Macron en pleine immersion populaire dans la Drôme

par Denis Lensel

samedi 26 janvier 2019

Emmanuel Macron a su créer la surprise cette semaine en s’invitant à un débat de la population de Bourg-de-Péage dans la Drôme : il s’est plongé dans un échange de plus de trois heures avec environ deux cents habitants de cette localité, peu après une première rencontre avec une soixantaine de maires du département et avec Laurent Wauquiez à Valence, puis après un dialogue informel avec des personnes âgées dans une structure d’accueil de jour.

S’intégrant dans une des étapes locales du grand débat national lancé ce mois-ci, le président de la République a pu rencontrer ainsi directement des citoyens français, parmi lesquels plusieurs « gilets jaunes », en se prêtant au jeu des questions et des réponses animé par Mme la maire PS de la ville, elle-même prévenue peu auparavant. Un jeu dans lequel il s’est vite senti à l’aise, renouant un peu avec l’ambiance de sa campagne électorale de 2017, bien que le contexte de la fronde des « Gilets jaunes » soit beaucoup plus tendu…
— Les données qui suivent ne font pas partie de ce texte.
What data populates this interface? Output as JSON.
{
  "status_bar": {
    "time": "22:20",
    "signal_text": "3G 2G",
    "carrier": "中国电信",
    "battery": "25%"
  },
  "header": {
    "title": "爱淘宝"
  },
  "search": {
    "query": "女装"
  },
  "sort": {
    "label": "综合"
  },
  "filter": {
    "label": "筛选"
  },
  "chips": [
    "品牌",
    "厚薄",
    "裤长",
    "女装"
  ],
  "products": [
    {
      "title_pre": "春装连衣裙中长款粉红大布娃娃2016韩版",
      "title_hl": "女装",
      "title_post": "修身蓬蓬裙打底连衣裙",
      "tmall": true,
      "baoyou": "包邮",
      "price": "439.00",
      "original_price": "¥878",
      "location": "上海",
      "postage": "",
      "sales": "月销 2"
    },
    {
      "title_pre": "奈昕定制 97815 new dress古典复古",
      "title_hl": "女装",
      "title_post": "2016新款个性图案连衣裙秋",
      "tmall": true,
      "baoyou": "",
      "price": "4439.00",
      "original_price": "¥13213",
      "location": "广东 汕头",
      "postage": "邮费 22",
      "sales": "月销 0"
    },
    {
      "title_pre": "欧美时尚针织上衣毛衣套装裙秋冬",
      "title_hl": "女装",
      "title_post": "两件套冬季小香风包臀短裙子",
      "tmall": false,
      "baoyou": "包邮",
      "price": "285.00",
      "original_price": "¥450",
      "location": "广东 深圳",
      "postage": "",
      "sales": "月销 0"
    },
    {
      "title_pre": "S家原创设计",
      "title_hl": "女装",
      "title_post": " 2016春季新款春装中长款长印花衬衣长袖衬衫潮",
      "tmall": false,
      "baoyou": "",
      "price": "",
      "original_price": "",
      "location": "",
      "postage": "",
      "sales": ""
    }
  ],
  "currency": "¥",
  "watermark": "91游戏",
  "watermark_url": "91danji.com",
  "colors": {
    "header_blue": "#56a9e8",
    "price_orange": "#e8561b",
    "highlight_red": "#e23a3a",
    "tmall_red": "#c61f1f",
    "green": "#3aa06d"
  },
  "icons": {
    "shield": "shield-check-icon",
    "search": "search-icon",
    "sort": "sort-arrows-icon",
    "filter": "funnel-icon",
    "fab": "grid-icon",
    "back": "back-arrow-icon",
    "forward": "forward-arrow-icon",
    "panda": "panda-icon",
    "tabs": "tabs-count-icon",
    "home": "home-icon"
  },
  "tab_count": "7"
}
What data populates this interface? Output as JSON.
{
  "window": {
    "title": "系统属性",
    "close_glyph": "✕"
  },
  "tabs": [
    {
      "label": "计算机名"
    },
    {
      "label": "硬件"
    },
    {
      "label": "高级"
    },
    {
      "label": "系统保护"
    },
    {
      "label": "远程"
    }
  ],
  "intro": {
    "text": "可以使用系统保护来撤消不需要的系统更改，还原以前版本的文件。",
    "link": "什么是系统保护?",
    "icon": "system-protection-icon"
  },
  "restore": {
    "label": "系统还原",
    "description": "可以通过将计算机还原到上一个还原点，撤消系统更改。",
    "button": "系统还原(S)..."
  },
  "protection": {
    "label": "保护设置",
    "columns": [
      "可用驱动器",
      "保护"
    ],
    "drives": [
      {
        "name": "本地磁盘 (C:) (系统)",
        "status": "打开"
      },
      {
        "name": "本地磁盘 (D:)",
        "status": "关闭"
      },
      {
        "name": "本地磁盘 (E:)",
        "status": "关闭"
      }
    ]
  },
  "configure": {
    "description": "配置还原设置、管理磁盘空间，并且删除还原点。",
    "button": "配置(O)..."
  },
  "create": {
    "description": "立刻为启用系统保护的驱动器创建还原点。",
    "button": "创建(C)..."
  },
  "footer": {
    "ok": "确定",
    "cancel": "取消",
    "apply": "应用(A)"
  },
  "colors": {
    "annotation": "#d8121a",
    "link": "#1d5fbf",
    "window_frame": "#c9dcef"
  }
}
Parfois interpellé par des contradicteurs acides, mais souvent applaudi, Macron était entraîné par la vitesse acquise de ses deux marathons de la semaine précédente parmi 600 maires normands puis autant de maires occitans : mis en cause comme ancien collaborateur d’une banque d’affaires, il a rétorqué : « Je ne suis pas un héritier, personne dans ma famille n’était banquier, ni politicien, ni énarque. Si j’étais né banquier d’affaires ou avec une cuillère en argent dans la bouche, vous pourriez me faire la leçon. Ce n’est pas le cas. »… Le reste de cette longue soirée, il a répondu à des questions très diverses dans une ambiance plus détendue, depuis des cas personnels parfois dramatiques jusqu’à des questions de politique générale ou de fiscalité.
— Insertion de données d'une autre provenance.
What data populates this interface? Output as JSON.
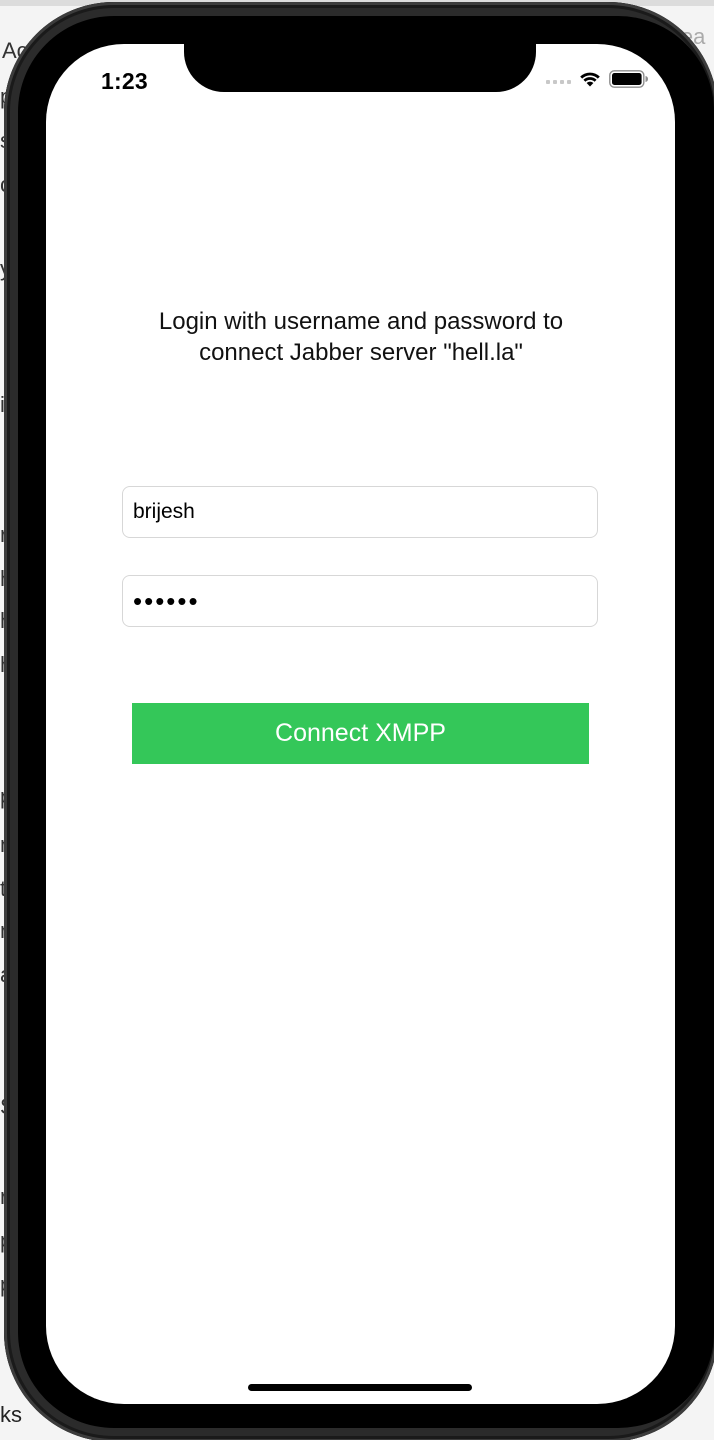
{
  "background": {
    "left_fragments": [
      "Ac",
      "p",
      "s",
      "c",
      "y",
      "i",
      "r",
      "h",
      "h",
      "h",
      "p",
      "n",
      "t",
      "n",
      "a",
      "S",
      "r",
      "p",
      "p"
    ],
    "top_right_fragment": "lea",
    "bottom_fragment": "ks"
  },
  "status_bar": {
    "time": "1:23",
    "icons": [
      "cellular-signal-icon",
      "wifi-icon",
      "battery-icon"
    ]
  },
  "login": {
    "instructions_line1": "Login with username and password to",
    "instructions_line2": "connect Jabber server \"hell.la\"",
    "username_value": "brijesh",
    "password_value": "••••••",
    "connect_button_label": "Connect XMPP"
  },
  "colors": {
    "button_green": "#34c759",
    "screen_bg": "#ffffff",
    "bezel": "#000000"
  }
}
Face à l’accusation de mépris ou d’indifférence vis-à-vis des protestataires, Macron oppose cet argument : « Je ne vais pas faire de débat avec des « gilets jaunes », sinon ils vont refuser de parler avec les maires. Et ça voudrait dire quoi ? Que ceux qui n’ont pas de gilet jaune ne méritent pas de débat ? Je débats avec des citoyens de la République ».

Interrogé sur l’hypothèse de « referendums d’initiative citoyenne », Emmanuel Macron s’est montré assez réservé, sans écarter totalement cette idée, estimant qu’« on ne gouverne pas un pays par referendum ». Et observant, à l’heure du « Brexit », qu’« en Europe, des referendums ont été manipulés par des puissances étrangères »…
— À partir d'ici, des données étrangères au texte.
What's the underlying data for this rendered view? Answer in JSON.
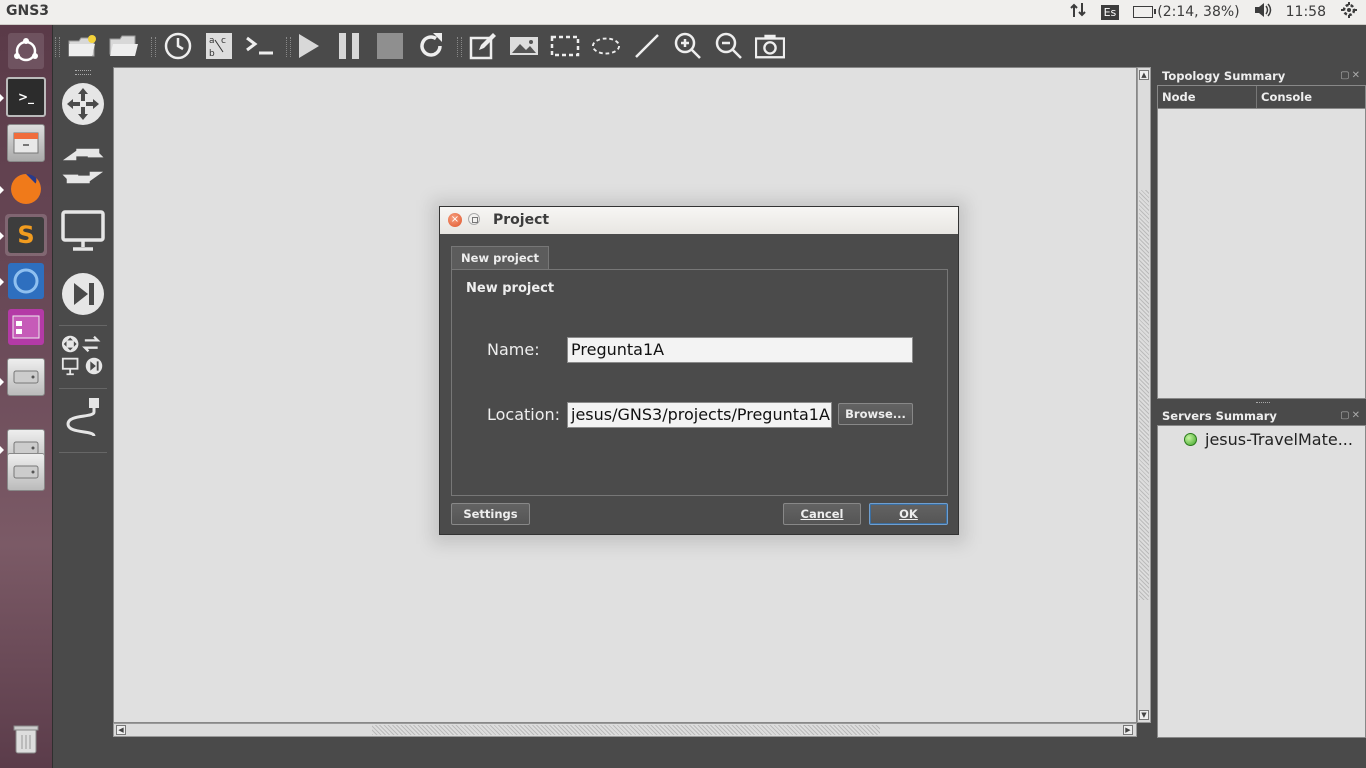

Le lendemain, c’était au tour du Premier ministre Edouard Philippe de se lancer dans une rencontre semblable avec des « citoyens de la République », dans le département des Yvelines : y est-il allé à plus ou moins de 80 km/h, cela n’a pas été précisé officiellement, mais ce n’était pas le seul sujet de ce nouvel échange…

De telles rencontres avaient été décidées pour renouer un dialogue trop longtemps interrompu ou mal engagé entre la population et plusieurs générations de dirigeants politiques. Il semble que ces initiatives puissent porter des fruits, en permettant l’expression des uns et l’écoute des autres, et en levant d’éventuels malentendus. Ou en désarmant des hostilités solidement ancrées… Mais ce n’est pas une mince affaire.